最近の仕事場から
毎日、過酷な蒸し暑さが続いています。
冷房の効いた部屋からは、なかなか出られないのですが、
今日は、手掛けている細長いタピスリーの図案が 「 松 と イスカ 」で、
(イスカとは、松ぼっくりを好んで食べる鳥)
松の観察と写真撮影に、北野天満宮へ行きました。
大まかな図案は2年位前に描いたのですが・・
いざ、本番の刺繍となると、
樹皮の色、松葉や球果の付き方など、実は、あまり良く解っていない。
図鑑や、インターネットの写真もあるけど、百聞は一見にしかず、です。
作品の季節が、晩秋なので、
だいたい、こんな真夏に観察するというのも、無理な話ですが・・・・・
学生のときも、タピスリーの図案のために、松をスケッチしたことがあるのですが、
季節が春だったので、
新しく若葉の枝の伸び出したのや、雌花や、雄花や、まだ若い青々した球果が付いていて、
織物の図案には、ややこしくて、むずかしかった。
その頃は、植物学的知識がなかったので、どれが雄花か、という事も良く解っていませんし、
松ぼっくりになるのは、2年目の秋、という事も、まったく知りませんでした。
今回のタピスリーは、額に入れずに、そのまま、壁に吊るすものです。
細長いので、掛け軸のようです。
刺繍をすると、どうしても土台の織物が、ひきつれて、ゆがんだりするので、
どのように仕立てるのか、頭を悩ますところです。
ところで、知人から、「図案はどの様にして、写すの?」 と、聞かれました。
私流の図案の写し方の紹介をします。
ラッピングなどに使われる透明なフィルムに、油性ペンで図を描きます。
刺繍する位置に待ち針で止めます。
(透明なので、下の織物の図柄にも合わせやすいです。

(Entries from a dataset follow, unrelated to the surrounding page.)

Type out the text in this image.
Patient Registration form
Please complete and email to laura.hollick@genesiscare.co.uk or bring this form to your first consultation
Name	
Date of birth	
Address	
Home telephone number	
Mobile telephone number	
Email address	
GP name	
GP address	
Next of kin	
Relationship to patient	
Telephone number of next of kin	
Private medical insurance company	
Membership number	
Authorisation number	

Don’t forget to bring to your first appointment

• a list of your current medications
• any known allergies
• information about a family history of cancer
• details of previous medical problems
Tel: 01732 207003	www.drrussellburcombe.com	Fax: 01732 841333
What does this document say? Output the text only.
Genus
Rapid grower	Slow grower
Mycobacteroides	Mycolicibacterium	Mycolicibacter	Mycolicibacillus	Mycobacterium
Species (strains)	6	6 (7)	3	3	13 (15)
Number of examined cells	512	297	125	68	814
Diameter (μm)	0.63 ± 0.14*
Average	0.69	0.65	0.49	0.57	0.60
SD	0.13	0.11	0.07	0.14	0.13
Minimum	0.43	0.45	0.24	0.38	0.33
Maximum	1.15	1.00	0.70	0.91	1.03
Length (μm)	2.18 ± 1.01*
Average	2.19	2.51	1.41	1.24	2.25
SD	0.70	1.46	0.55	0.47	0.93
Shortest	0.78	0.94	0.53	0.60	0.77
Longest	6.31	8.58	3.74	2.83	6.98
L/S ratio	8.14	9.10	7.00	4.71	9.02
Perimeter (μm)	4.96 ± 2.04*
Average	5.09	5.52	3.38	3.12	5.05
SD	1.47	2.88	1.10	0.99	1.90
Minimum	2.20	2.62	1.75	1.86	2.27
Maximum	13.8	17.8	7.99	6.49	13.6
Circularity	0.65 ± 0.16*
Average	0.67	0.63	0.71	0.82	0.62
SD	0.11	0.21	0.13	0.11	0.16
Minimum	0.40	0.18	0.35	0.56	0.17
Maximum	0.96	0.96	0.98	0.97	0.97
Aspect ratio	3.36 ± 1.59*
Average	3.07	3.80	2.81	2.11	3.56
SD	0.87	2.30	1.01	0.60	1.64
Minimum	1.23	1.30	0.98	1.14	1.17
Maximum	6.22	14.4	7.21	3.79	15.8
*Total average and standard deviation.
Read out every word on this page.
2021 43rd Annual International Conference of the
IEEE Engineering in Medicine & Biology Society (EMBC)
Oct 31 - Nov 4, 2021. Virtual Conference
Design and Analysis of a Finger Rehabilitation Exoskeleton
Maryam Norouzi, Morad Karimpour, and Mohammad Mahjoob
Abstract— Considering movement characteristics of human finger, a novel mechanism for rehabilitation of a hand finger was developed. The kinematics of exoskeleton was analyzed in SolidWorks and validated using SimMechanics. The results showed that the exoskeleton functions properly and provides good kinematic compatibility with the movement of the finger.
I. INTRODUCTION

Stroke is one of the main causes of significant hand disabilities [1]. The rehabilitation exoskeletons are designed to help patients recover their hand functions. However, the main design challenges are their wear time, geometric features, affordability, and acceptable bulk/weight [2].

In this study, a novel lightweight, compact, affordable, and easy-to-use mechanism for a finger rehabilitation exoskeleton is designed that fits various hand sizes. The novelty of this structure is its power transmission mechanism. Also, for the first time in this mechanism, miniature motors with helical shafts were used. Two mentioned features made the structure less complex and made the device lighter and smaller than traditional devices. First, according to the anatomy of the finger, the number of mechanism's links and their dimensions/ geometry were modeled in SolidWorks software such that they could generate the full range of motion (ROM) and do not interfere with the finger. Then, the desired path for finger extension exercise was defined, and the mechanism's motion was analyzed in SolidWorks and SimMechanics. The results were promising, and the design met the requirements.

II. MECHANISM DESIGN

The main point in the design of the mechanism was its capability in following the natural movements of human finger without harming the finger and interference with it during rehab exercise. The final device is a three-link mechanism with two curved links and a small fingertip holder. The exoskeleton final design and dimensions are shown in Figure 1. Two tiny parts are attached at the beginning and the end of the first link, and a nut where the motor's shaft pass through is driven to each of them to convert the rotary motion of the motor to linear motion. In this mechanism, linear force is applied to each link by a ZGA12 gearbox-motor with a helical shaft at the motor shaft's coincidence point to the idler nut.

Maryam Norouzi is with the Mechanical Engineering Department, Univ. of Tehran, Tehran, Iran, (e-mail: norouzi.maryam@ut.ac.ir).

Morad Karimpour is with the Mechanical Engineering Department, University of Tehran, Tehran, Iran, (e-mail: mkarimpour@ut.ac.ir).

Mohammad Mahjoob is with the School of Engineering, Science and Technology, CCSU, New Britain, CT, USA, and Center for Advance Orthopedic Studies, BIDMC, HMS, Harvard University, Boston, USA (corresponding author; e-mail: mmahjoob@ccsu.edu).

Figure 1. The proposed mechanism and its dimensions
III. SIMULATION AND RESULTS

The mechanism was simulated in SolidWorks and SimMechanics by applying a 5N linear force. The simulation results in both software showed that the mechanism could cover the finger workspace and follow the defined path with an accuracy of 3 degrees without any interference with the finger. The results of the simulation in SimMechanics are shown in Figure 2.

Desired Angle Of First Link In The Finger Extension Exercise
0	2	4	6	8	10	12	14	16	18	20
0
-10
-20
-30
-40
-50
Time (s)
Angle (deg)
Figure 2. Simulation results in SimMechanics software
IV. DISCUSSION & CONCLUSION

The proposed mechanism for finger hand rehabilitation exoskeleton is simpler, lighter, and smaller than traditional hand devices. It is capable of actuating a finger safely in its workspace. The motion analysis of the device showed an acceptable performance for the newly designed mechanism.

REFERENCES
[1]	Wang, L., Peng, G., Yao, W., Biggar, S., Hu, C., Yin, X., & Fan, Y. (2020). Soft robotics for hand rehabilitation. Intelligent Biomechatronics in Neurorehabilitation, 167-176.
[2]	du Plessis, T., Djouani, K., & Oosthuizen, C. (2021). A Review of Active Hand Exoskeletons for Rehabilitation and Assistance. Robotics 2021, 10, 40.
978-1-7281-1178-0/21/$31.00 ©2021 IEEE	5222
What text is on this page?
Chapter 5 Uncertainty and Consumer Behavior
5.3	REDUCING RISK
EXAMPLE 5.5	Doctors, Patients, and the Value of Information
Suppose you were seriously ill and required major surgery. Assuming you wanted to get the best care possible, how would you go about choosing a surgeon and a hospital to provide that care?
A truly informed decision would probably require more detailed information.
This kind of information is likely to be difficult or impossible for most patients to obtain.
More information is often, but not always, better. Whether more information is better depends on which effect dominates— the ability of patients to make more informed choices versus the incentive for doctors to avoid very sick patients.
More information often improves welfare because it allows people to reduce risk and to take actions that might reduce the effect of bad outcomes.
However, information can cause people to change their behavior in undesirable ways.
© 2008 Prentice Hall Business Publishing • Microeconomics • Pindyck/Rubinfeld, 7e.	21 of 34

)
手縫い糸で、図案の線を縫っていきます。返し縫で、曲線もなるべく正確に縫います。
全部縫い終わったら、フィルムを破ります。糸で縫った図案が残ります。
(刺繍が進むにつれて、図案用の糸印は抜き取ります。)
今年の春は、新しい仕事は、あまりできませんでした。
秋の展覧会に出す 作品の額作りが、難航したり、
友人から戴いた、たくさんの毛糸を枷にして洗ったり、
作品の手直しをしたり・・・で
いつの間にか、梅雨も過ぎ、8月になってしまいました。
作品の手直しで、ちょっと新しい事をしてみました。
ビーズ刺繍です。
いろいろな糸の質感に、ガラスという質感がプラスされて、おもしろいですね。
今回は、後から思いつきでプラスしたのですが、次回は、最初からビーズ刺繍を効果的に組み込んでもいいですね。
上の写真は拡大されていますが・・・
実際はもう少し、細かいです。
実は、今回は手直しということで、もうすでにパネルに張ってしまっていたので、とても苦労しました。
けれども、透明感のあるのや、かなりキラキラするのや、マットな感じや、光沢のあるもの等々、
魅力的です。
すっかり、ビーズにはまってしまい、かなり、楽しかったです。